There was a race condition:
In a situation with a SyncSource+Primary and a SyncTarget+Secondary node,
and a resync dependency to some other device. After both nodes decided
to do the resync, the other device finishes its resync process.
At that time SyncSource already sent the P_SYNC_UUID packet, and
already updated its peer disk state to Inconsistent.
The SyncTarget node waits for the P_SYNC_UUID and sends a state packet
to report the resync dependency change. That packet still carries
a disk state of Outdated.
Impact:
If application writes come in, during that time on the Primary node,
those do not get replicated, and the out-of-sync counter gets increased.

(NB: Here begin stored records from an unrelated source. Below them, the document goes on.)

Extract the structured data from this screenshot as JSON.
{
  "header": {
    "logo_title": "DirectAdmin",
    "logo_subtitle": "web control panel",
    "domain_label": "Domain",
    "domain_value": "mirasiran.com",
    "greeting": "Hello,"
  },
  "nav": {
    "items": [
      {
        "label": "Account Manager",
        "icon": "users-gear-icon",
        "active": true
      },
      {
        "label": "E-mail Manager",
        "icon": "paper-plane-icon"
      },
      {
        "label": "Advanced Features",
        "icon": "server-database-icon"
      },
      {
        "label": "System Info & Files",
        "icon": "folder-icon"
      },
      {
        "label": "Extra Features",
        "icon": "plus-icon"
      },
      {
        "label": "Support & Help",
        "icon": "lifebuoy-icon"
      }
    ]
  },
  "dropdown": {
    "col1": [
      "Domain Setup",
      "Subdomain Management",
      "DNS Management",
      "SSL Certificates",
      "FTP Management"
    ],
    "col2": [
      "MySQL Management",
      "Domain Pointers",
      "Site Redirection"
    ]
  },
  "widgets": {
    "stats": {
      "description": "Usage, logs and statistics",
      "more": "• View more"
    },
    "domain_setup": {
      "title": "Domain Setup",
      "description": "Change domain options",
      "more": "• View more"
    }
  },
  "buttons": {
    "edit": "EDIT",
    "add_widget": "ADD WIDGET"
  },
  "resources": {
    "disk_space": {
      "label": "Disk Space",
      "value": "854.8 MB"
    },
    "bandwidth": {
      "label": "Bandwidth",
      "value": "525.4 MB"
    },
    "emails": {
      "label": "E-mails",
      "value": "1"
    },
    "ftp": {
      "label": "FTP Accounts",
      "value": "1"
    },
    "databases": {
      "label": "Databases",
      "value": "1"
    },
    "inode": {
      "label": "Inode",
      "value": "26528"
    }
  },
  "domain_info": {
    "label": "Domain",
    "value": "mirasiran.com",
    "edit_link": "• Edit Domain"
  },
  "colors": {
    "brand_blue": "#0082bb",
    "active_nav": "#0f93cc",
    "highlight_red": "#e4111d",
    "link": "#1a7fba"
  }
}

=> The completion of resync is not detected on the primary node.
=> stalled.
Those blocks get resync'ed with the next resync, since the are get
marked as out-of-sync in the bitmap.
In order to fix this, we filter out that wrong state change in the
sanitize_state() function.
Signed-off-by: Philipp Reisner <philipp.reisner@linbit.com>
Signed-off-by: Lars Ellenberg <lars.ellenberg@linbit.com>
break;
case C_WF_BITMAP_S:
case C_PAUSED_SYNC_S:
- ns.pdsk = D_OUTDATED;
+ ns.pdsk = os.pdsk > D_OUTDATED ? D_OUTDATED : os.pdsk;
break;
case C_SYNC_SOURCE:
ns.pdsk = D_INCONSISTENT;